Are you bullish about the prospects for the Church in Australia?

St. Thomas Aquinas used to answer almost every question with both ‘yes’ and ‘no’, and I’m very much trained in his way of thinking. I think there are some really grave challenges, and in this area [child abuse], our recovering trust but more important, actually deserving their trust, doing the things we need to do to be the most trustworthy and safest place for any child, the most honest and up-front about the ways we’ve failed and the most determined to learn, there’s still a lot to happen there even if we’ve made big progress. There are other areas too, such as the ongoing secularization of our society … there are many challenges, and I don’t diminish those for a moment.
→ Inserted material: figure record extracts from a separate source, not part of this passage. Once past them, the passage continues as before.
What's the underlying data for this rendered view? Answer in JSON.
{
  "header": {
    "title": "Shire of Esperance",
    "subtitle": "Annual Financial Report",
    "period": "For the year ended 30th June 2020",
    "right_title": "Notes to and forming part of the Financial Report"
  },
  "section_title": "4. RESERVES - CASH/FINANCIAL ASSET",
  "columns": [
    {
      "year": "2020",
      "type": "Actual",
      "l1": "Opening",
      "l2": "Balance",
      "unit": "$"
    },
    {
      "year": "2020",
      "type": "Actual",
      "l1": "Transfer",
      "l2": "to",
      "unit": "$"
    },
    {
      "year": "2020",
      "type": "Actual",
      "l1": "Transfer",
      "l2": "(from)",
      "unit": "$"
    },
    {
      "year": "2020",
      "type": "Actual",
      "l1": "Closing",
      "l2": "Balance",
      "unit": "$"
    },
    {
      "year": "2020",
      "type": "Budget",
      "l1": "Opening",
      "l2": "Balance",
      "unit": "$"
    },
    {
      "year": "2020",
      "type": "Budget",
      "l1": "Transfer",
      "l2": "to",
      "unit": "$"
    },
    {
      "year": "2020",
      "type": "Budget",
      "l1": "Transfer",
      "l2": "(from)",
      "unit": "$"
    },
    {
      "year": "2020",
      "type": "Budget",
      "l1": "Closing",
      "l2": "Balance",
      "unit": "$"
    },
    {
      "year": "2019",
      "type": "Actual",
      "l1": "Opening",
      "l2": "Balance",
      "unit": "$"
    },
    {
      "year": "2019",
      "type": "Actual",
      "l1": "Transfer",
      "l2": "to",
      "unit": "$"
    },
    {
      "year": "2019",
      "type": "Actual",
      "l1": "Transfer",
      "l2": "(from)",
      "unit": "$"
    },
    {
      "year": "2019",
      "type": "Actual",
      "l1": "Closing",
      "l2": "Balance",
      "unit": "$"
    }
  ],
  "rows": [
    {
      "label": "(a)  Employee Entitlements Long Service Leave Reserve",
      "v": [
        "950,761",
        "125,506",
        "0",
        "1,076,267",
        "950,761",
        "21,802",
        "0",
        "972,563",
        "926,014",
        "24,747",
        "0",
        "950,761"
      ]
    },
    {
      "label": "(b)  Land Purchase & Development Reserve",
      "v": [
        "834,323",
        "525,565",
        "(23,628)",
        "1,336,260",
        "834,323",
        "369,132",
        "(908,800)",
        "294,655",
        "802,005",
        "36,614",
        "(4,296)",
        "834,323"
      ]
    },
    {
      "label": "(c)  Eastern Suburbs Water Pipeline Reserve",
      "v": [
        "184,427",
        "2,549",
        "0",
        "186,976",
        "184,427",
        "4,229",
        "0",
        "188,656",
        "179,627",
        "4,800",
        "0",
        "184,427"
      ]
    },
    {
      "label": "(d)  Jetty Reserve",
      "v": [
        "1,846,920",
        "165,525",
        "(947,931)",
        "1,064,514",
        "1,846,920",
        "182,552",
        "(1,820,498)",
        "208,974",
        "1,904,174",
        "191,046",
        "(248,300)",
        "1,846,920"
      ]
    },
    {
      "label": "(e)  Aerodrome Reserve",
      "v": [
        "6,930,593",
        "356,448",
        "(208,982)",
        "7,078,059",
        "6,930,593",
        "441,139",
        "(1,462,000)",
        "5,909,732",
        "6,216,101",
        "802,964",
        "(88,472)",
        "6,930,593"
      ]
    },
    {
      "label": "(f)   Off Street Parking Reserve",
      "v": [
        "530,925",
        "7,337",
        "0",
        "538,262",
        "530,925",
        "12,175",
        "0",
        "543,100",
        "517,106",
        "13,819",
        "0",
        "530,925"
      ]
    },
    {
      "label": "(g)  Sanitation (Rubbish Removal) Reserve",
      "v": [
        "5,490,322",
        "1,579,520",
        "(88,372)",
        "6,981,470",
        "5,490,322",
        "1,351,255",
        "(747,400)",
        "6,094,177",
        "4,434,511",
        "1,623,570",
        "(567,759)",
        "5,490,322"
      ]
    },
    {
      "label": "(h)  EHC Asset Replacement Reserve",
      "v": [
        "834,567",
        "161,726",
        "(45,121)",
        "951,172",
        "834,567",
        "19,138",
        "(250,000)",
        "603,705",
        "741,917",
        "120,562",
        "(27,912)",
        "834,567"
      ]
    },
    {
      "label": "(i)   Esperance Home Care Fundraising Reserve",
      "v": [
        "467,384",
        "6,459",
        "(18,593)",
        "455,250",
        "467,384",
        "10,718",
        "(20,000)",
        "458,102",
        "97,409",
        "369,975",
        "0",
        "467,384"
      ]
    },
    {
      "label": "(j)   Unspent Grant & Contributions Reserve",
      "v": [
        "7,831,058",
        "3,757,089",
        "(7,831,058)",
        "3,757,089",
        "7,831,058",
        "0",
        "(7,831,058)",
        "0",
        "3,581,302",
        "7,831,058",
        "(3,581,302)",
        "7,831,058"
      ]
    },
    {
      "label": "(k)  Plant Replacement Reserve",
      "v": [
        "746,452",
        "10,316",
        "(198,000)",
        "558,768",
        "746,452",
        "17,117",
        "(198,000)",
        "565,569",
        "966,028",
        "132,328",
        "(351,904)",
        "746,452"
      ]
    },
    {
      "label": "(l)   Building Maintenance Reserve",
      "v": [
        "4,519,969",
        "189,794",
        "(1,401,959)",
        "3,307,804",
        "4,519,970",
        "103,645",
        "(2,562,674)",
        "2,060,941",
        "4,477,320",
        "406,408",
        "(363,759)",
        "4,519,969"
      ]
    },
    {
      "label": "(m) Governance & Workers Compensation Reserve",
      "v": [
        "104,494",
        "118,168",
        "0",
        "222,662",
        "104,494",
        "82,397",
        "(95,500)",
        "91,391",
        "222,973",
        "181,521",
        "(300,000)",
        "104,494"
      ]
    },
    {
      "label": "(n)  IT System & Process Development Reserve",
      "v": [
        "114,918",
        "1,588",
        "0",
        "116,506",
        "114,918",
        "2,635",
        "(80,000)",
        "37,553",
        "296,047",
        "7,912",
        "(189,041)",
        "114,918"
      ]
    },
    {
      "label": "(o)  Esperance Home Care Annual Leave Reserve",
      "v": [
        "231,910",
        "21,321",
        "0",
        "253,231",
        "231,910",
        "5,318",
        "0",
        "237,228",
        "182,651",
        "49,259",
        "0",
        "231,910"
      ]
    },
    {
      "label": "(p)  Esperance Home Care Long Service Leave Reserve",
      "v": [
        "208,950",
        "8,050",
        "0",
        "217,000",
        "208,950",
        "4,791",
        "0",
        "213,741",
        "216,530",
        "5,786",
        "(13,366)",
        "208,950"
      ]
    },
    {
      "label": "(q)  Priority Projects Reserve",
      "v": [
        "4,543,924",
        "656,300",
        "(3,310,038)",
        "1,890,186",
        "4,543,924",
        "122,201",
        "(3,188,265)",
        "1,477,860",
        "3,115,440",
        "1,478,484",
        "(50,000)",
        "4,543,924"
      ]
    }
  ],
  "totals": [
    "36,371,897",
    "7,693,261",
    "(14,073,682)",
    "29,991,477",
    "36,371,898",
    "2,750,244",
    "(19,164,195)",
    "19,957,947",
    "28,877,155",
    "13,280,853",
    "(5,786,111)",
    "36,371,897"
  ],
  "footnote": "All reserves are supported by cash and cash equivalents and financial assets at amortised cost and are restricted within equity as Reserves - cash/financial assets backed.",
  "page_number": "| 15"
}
But the Church in Australia, certainly in my own city of Sydney, has enormous strengths too. We have a huge school system, a huge parish system, major contributions to health care, aged care, welfare care … all sorts of areas of the life of the country depend hugely on the Catholic Church’s continuing involvement. We have the multi-ethnic, diverse, interesting group of people at any one of our Masses, anytime we gather. We bring them together by bringing them into the Catholic Church to worship. I look at, for instance, the number of young people when we put on a youth event. We put on a local Australian youth festival here just before Christmas, and 20,000 young people came to that celebration. It was a wonderful time.

So while we’ve got some real challenges, we’ve also got some real strengths to build on.